May 15, 2021

Canadian company apologizes for pornographic image of Greta Thunberg



A Canadian energy company has apologized for manipulating an erotic image drawn by an Argentine artist to attack the Swedish environmental activist Greta Thunberg who has criticized the Canadian energy sector in the past.

The X-Site Energy company said in a statement that “we admit that it is not enough to apologize for the image associated with our logo on stickers that circulated last week. This does not reflect the values ​​of this company or those of our employees and we deeply regret the pain that may have caused. “

The original image of the Argentine artist Germán Canalla shows a pair of hands holding the braids of a woman from her bare back. The manipulated image includes the name “Greta” and the X-Site Energy logo and was distributed as stickers to adorn vehicles.

The existence of the sticker was initially denounced by a Canadian woman, Michelle Narang, who placed on her Facebook page in which she described how it was being distributed by an employee of X-Site Energy, a service company in the province’s energy sector from Alberta.

Narang, who has two teenage daughters and recognized himself as a supporter of the Canadian energy sector, told the country’s media that the manipulated image gave the impression of representing a violation and reminded that Greta is a minor teenager.

“It hurt me in so many ways,” Narang said he denounced the sticker to the Canadian Mounted Police when he considered it to be an image of child pornography.

The Mounted Police concluded that although the sticker is in bad taste it does not have the necessary elements to consider it child pornography.

After Narang denounced the X-Site Energy sticker on Facebook, Canadian politicians condemned the image and criticized the company that initially said it had not produced it.

Greta Thunberg also echoed on his Twitter account where he posted that “they are starting to be more and more desperate. This shows that we are winning.”

But after the controversy, X-Site Energy published its apology in which it also pointed out that “the management team fully accepts responsibility and, immediately, has made organizational changes that reflect it.”

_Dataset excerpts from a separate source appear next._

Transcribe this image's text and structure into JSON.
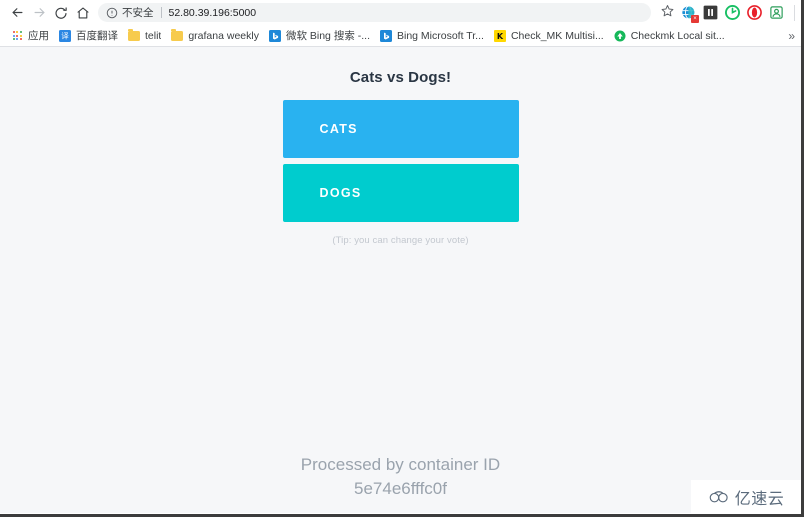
{
  "browser": {
    "nav": {
      "back_icon": "arrow-left-icon",
      "forward_icon": "arrow-right-icon",
      "reload_icon": "reload-icon",
      "home_icon": "home-icon"
    },
    "omnibox": {
      "info_icon": "info-circle-icon",
      "security_label": "不安全",
      "url": "52.80.39.196:5000",
      "star_icon": "star-icon"
    },
    "extensions": [
      {
        "name": "translate-extension-icon",
        "badge": "x"
      },
      {
        "name": "pause-extension-icon",
        "badge": ""
      },
      {
        "name": "green-circle-extension-icon",
        "badge": ""
      },
      {
        "name": "opera-red-extension-icon",
        "badge": ""
      },
      {
        "name": "profile-extension-icon",
        "badge": ""
      }
    ],
    "bookmarks": {
      "apps_label": "应用",
      "overflow_label": "»",
      "items": [
        {
          "icon": "baidu-translate-icon",
          "label": "百度翻译"
        },
        {
          "icon": "folder-icon",
          "label": "telit"
        },
        {
          "icon": "folder-icon",
          "label": "grafana weekly"
        },
        {
          "icon": "bing-icon",
          "label": "微软 Bing 搜索 -..."
        },
        {
          "icon": "bing-icon",
          "label": "Bing Microsoft Tr..."
        },
        {
          "icon": "checkmk-k-icon",
          "label": "Check_MK Multisi..."
        },
        {
          "icon": "checkmk-green-icon",
          "label": "Checkmk Local sit..."
        }
      ]
    }
  },
  "page": {
    "title": "Cats vs Dogs!",
    "buttons": [
      {
        "label": "CATS",
        "color": "#29b2f0",
        "name": "vote-cats-button"
      },
      {
        "label": "DOGS",
        "color": "#00ccce",
        "name": "vote-dogs-button"
      }
    ],
    "tip": "(Tip: you can change your vote)",
    "footer_line1": "Processed by container ID",
    "container_id": "5e74e6fffc0f"
  },
  "watermark": {
    "text": "亿速云",
    "icon": "cloud-icon"
  },
  "colors": {
    "cats": "#29b2f0",
    "dogs": "#00ccce",
    "page_bg": "#f6f7f9",
    "title": "#2a3644",
    "footer": "#9aa3ad"
  }
}
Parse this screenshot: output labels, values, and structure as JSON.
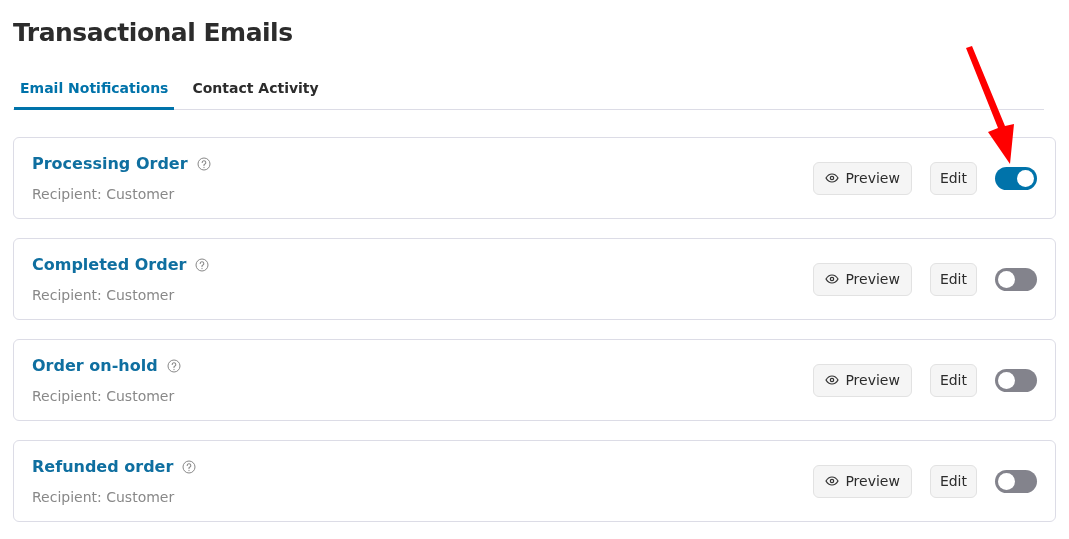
{
  "title": "Transactional Emails",
  "tabs": [
    {
      "label": "Email Notifications",
      "selected": true
    },
    {
      "label": "Contact Activity",
      "selected": false
    }
  ],
  "emails": [
    {
      "name": "Processing Order",
      "recipient": "Recipient: Customer",
      "preview": "Preview",
      "edit": "Edit",
      "on": true
    },
    {
      "name": "Completed Order",
      "recipient": "Recipient: Customer",
      "preview": "Preview",
      "edit": "Edit",
      "on": false
    },
    {
      "name": "Order on-hold",
      "recipient": "Recipient: Customer",
      "preview": "Preview",
      "edit": "Edit",
      "on": false
    },
    {
      "name": "Refunded order",
      "recipient": "Recipient: Customer",
      "preview": "Preview",
      "edit": "Edit",
      "on": false
    }
  ]
}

However, it is not the first time that X-Site Energy has sexually assaulted the Swedish activist.

In early February, the Canadian company said on Instagram that it had named its high efficiency heater as “El Greta”.

Nor is it the first time Thunberg is attacked in the province of Alberta, the heart of Canada’s oil sector.

In October of last year, a mural of the activist painted in the city of Edmonton, the capital of Alberta, was destroyed with messages in favor of the oil industry days after the teenager led a march against the climate crisis.

The mural had been painted days before by a local artist, AJA Louden, on a street near the parliament of the province of Alberta.

The person who destroyed the mural, a young man identified as James Bagnell, defended his actions and said his father has worked in the oil industry.

“We don’t need foreigners to come and tell us what we have to do, how we support our families,” he told local media.